Barlow estimates 97% of those helped by the Radiation Exposure Screening and Education Program free clinic have been downwinders. In all, she said the clinic has helped more than 1,500 families gain compensation. 

According to Intermountain Healthcare, which runs the free clinic, more than 60,000 people in Utah, Nevada and Arizona were exposed to fallout from atomic tests on the Nevada Test Site about 220 miles due west of St. George. 

According to the Atomic Heritage Foundation, 35% of all of the fallout radiation in Southern Utah came from one test – the “Harry” blast on May 19, 1953. Unusually strong eastward winds carried much of the fallout directly onto St. George, where it was said Geiger counters recorded readings of 300-350 milliroentgens, which is 150 times that of a medical X-ray. A reading of 1,000 milliroentgens is fatal to a human.

File photo of the Harry blast, detonated on May 19, 1953, at the Nevada Test Site, about 220 miles west of St. George | Photo courtesy of Nevada National Security Site, St. George News

Personal accounts from the time said there was no warning to take cover, and children were seen playing at morning recess during the highest radiation readings. 

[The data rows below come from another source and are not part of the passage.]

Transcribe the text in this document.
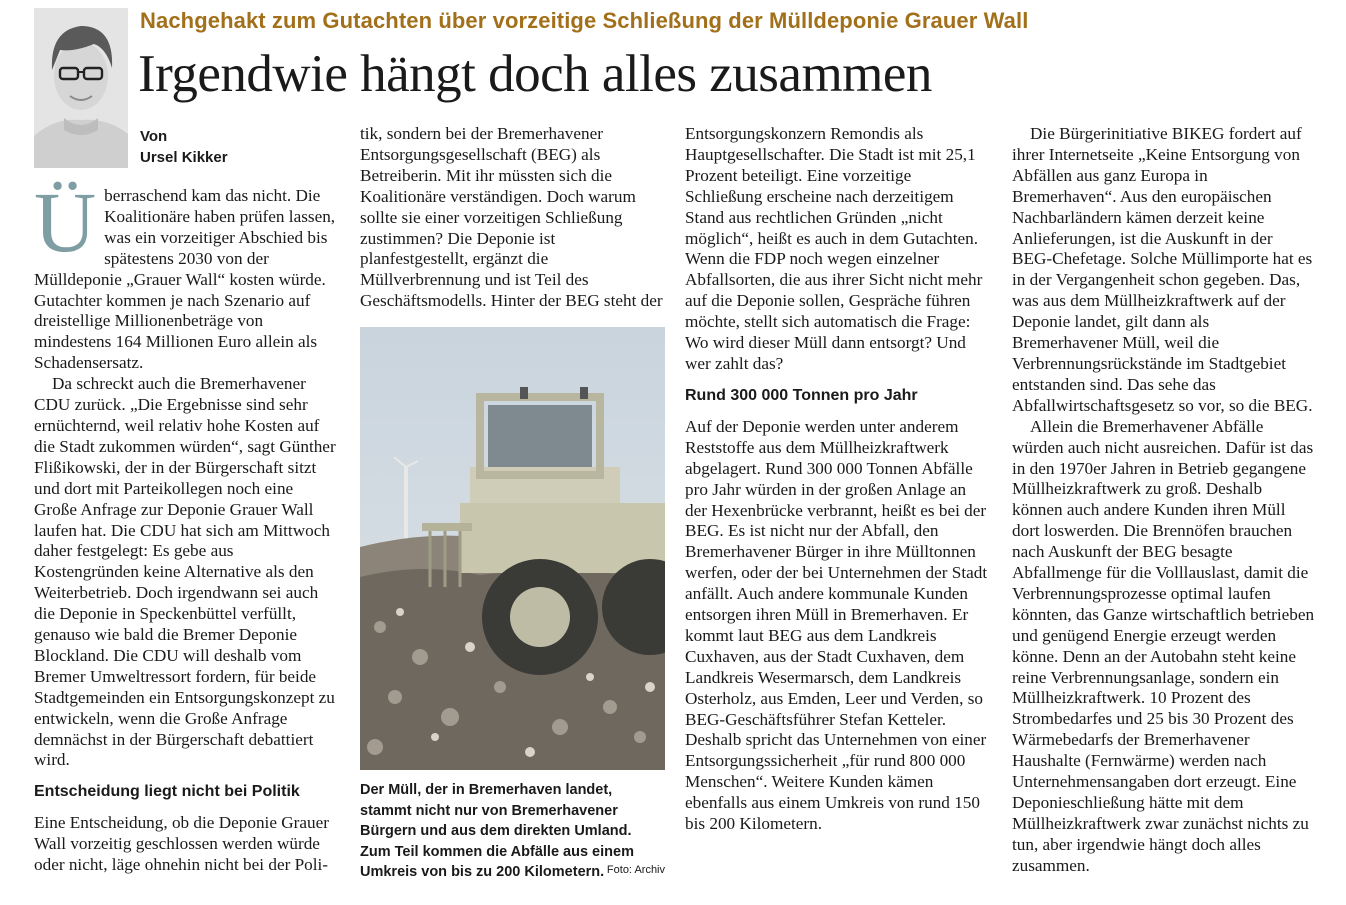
Nachgehakt zum Gutachten über vorzeitige Schließung der Mülldeponie Grauer Wall
Irgendwie hängt doch alles zusammen
Von
Ursel Kikker
Ü berraschend kam das nicht. Die Koalitionäre haben prüfen lassen, was ein vorzeitiger Abschied bis spätestens 2030 von der Mülldeponie „Grauer Wall“ kosten würde. Gutachter kommen je nach Szenario auf dreistellige Millionenbeträge von mindestens 164 Millionen Euro allein als Schadensersatz.

Da schreckt auch die Bremerhavener CDU zurück. „Die Ergebnisse sind sehr ernüchternd, weil relativ hohe Kosten auf die Stadt zukommen würden“, sagt Günther Flißikowski, der in der Bürgerschaft sitzt und dort mit Parteikollegen noch eine Große Anfrage zur Deponie Grauer Wall laufen hat. Die CDU hat sich am Mittwoch daher festgelegt: Es gebe aus Kostengründen keine Alternative als den Weiterbetrieb. Doch irgendwann sei auch die Deponie in Speckenbüttel verfüllt, genauso wie bald die Bremer Deponie Blockland. Die CDU will deshalb vom Bremer Umweltressort fordern, für beide Stadtgemeinden ein Entsorgungskonzept zu entwickeln, wenn die Große Anfrage demnächst in der Bürgerschaft debattiert wird.

Entscheidung liegt nicht bei Politik

Eine Entscheidung, ob die Deponie Grauer Wall vorzeitig geschlossen werden würde oder nicht, läge ohnehin nicht bei der Poli-

tik, sondern bei der Bremerhavener Entsorgungsgesellschaft (BEG) als Betreiberin. Mit ihr müssten sich die Koalitionäre verständigen. Doch warum sollte sie einer vorzeitigen Schließung zustimmen? Die Deponie ist planfestgestellt, ergänzt die Müllverbrennung und ist Teil des Geschäftsmodells. Hinter der BEG steht der

Der Müll, der in Bremerhaven landet, stammt nicht nur von Bremerhavener Bürgern und aus dem direkten Umland. Zum Teil kommen die Abfälle aus einem Umkreis von bis zu 200 Kilometern. Foto: Archiv

Entsorgungskonzern Remondis als Hauptgesellschafter. Die Stadt ist mit 25,1 Prozent beteiligt. Eine vorzeitige Schließung erscheine nach derzeitigem Stand aus rechtlichen Gründen „nicht möglich“, heißt es auch in dem Gutachten. Wenn die FDP noch wegen einzelner Abfallsorten, die aus ihrer Sicht nicht mehr auf die Deponie sollen, Gespräche führen möchte, stellt sich automatisch die Frage: Wo wird dieser Müll dann entsorgt? Und wer zahlt das?

Rund 300 000 Tonnen pro Jahr

Auf der Deponie werden unter anderem Reststoffe aus dem Müllheizkraftwerk abgelagert. Rund 300 000 Tonnen Abfälle pro Jahr würden in der großen Anlage an der Hexenbrücke verbrannt, heißt es bei der BEG. Es ist nicht nur der Abfall, den Bremerhavener Bürger in ihre Mülltonnen werfen, oder der bei Unternehmen der Stadt anfällt. Auch andere kommunale Kunden entsorgen ihren Müll in Bremerhaven. Er kommt laut BEG aus dem Landkreis Cuxhaven, aus der Stadt Cuxhaven, dem Landkreis Wesermarsch, dem Landkreis Osterholz, aus Emden, Leer und Verden, so BEG-Geschäftsführer Stefan Ketteler. Deshalb spricht das Unternehmen von einer Entsorgungssicherheit „für rund 800 000 Menschen“. Weitere Kunden kämen ebenfalls aus einem Umkreis von rund 150 bis 200 Kilometern.

Die Bürgerinitiative BIKEG fordert auf ihrer Internetseite „Keine Entsorgung von Abfällen aus ganz Europa in Bremerhaven“. Aus den europäischen Nachbarländern kämen derzeit keine Anlieferungen, ist die Auskunft in der BEG-Chefetage. Solche Müllimporte hat es in der Vergangenheit schon gegeben. Das, was aus dem Müllheizkraftwerk auf der Deponie landet, gilt dann als Bremerhavener Müll, weil die Verbrennungsrückstände im Stadtgebiet entstanden sind. Das sehe das Abfallwirtschaftsgesetz so vor, so die BEG.

Allein die Bremerhavener Abfälle würden auch nicht ausreichen. Dafür ist das in den 1970er Jahren in Betrieb gegangene Müllheizkraftwerk zu groß. Deshalb können auch andere Kunden ihren Müll dort loswerden. Die Brennöfen brauchen nach Auskunft der BEG besagte Abfallmenge für die Volllauslast, damit die Verbrennungsprozesse optimal laufen könnten, das Ganze wirtschaftlich betrieben und genügend Energie erzeugt werden könne. Denn an der Autobahn steht keine reine Verbrennungsanlage, sondern ein Müllheizkraftwerk. 10 Prozent des Strombedarfes und 25 bis 30 Prozent des Wärmebedarfs der Bremerhavener Haushalte (Fernwärme) werden nach Unternehmensangaben dort erzeugt. Eine Deponieschließung hätte mit dem Müllheizkraftwerk zwar zunächst nichts zu tun, aber irgendwie hängt doch alles zusammen.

An amendment in 2000, sponsored by Utah Sen. Orrin Hatch, to a 1990 law created the compensation through the Radiation Exposure Compensation Act.

“Sen. Hatch didn’t want to just give awards, but to help people,” Barlow said. 

Applications must be received no later than July 11, 2022. Barlow said at this point, bills to extend the act are stalled in Congress. Because of that, if a downwinder gets cancer after next July or doesn’t apply for compensation, they may be out of luck.

“The program started with a grassroots effort,” Barlow said. “If people who want to become involved in getting it extended, we suggest they get ahold of their senators and congressmen to get it extended.”

Event details

  • What: Radiation Exposure Screening and Education Program assistance meetings
  • When:
    • St. George: Thursday, July 29, 6-7 p.m.
    • Hurricane: Friday, July 30, 3-4 p.m.
    • Springdale: Friday, July 30, 5:30-6:30 p.m.
    • Kanab: Saturday, July 31, 11 a.m. to noon.
  • Where:
    • St. George: St. George Cancer Center Precision Genomics Auditorium, 600 S. Medical Center Drive, Bldg 7.
    • Hurricane: Hurricane Public Library Community Room, 36 S. 300 West
    • Springdale: Springdale Community Center, 127 Lion Blvd.
    • Kanab: Kanab Public Library, 374 N. Main St.
  • Cost: Free
  • Additional information: Attendees will be asked to wear a masks. Masks will also be provided. For more information, call 435-251-4760.

Editor’s note: A previous version of the story said the Nevada Test Site was due east of St. George. This has been corrected.